WFH ASN Diperpanjang hingga Akhir September 2026

Kebijakan tersebut diperpanjang setelah pemerintah melakukan evaluasi terhadap pelaksanaannya selama dua bulan terakhir.

Diterbitkan 05 Agustus 2026, 14:16 WIB
Share
Copy Link
Batalkan
Jadi intinya...
  • Pemerintah perpanjang WFH ASN satu hari seminggu hingga September 2026 setelah evaluasi.
  • Tujuan WFH: efisiensi, hemat energi, dan membangun budaya kerja adaptif berorientasi hasil.
  • Pelayanan publik tetap berjalan penuh, terutama unit yang bersentuhan langsung dengan masyarakat.

Liputan6.com, Jakarta - Pemerintah memperpanjang kebijakan kerja dari rumah (work from home/WFH) bagi aparatur sipil negara (ASN) selama satu hari dalam sepekan hingga akhir September 2026. Kebijakan tersebut diperpanjang setelah pemerintah melakukan evaluasi terhadap pelaksanaannya selama dua bulan terakhir.

Kepala Badan Komunikasi Pemerintah (Bakom), Muhammad Qodari mengatakan, perpanjangan WFH menjadi bagian dari upaya reformasi birokrasi untuk menciptakan tata kelola pemerintahan yang lebih dinamis dan adaptif terhadap perubahan.

"Oleh karena itu, setelah melakukan evaluasi secara menyeluruh selama dua bulan terakhir, pemerintah memutuskan memperpanjang periode WFH sehari dalam sepekan mulai Agustus hingga akhir September 2026," kata Qodari dalam pernyataan video yang diterima, Rabu (5/8/2026).

Menurut Qodari, kebijakan tersebut juga bertujuan mendorong efisiensi belanja operasional serta menghemat konsumsi energi di lingkungan pemerintahan.

Dia menjelaskan, penerapan WFH merupakan bagian dari pola kerja fleksibel ASN yang mengacu pada Peraturan Presiden Nomor 21 Tahun 2023 tentang Hari Kerja dan Jam Kerja Instansi Pemerintah dan Pegawai ASN.

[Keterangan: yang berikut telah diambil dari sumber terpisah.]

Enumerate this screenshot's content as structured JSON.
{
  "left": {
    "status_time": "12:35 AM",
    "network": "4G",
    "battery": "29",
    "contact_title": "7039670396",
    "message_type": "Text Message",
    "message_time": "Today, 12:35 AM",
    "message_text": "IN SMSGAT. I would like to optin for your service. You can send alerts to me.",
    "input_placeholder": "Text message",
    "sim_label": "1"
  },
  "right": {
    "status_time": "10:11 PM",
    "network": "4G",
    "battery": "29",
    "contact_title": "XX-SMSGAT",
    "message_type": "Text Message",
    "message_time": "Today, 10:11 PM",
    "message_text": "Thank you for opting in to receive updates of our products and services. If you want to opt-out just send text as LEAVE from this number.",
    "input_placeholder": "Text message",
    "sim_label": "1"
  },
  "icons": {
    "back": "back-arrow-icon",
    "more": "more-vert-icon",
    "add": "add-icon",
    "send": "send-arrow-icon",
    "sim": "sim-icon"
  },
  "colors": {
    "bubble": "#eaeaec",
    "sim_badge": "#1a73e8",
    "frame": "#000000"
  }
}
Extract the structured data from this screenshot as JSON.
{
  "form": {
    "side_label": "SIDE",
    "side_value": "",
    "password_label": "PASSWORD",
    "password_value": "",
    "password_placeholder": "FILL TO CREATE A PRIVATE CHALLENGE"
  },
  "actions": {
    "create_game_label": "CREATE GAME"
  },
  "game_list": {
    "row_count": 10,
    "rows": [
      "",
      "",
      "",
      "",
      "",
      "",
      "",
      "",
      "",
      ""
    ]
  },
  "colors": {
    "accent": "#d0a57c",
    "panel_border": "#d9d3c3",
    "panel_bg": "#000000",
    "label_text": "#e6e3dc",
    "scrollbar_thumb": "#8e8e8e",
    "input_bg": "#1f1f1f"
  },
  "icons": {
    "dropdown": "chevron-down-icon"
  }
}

Ketentuan itu kemudian diperkuat melalui Peraturan Menteri PANRB Nomor 4 Tahun 2025 tentang pelaksanaan tugas kedinasan pegawai ASN secara fleksibel pada instansi pemerintah.

Qodari menegaskan, WFH bukan hanya soal memindahkan lokasi bekerja dari kantor ke rumah, tetapi menjadi upaya membangun budaya kerja yang lebih adaptif dengan tetap mengutamakan hasil.

"Bagi pemerintah, kebijakan ini bukan sekadar mengubah lokasi bekerja, melainkan membangun budaya kerja yang lebih adaptif dan tetap berorientasi pada hasil," ujarnya, dikutip dari Antara.

Pola Kerja Fleksibel

Meski pola kerja fleksibel diterapkan, pemerintah memastikan pelayanan publik tetap berjalan seperti biasa. Unit yang bersentuhan langsung dengan masyarakat, seperti mal pelayanan publik, layanan kesehatan, pendidikan, administrasi kependudukan, dan perizinan, tetap beroperasi penuh setiap hari kerja.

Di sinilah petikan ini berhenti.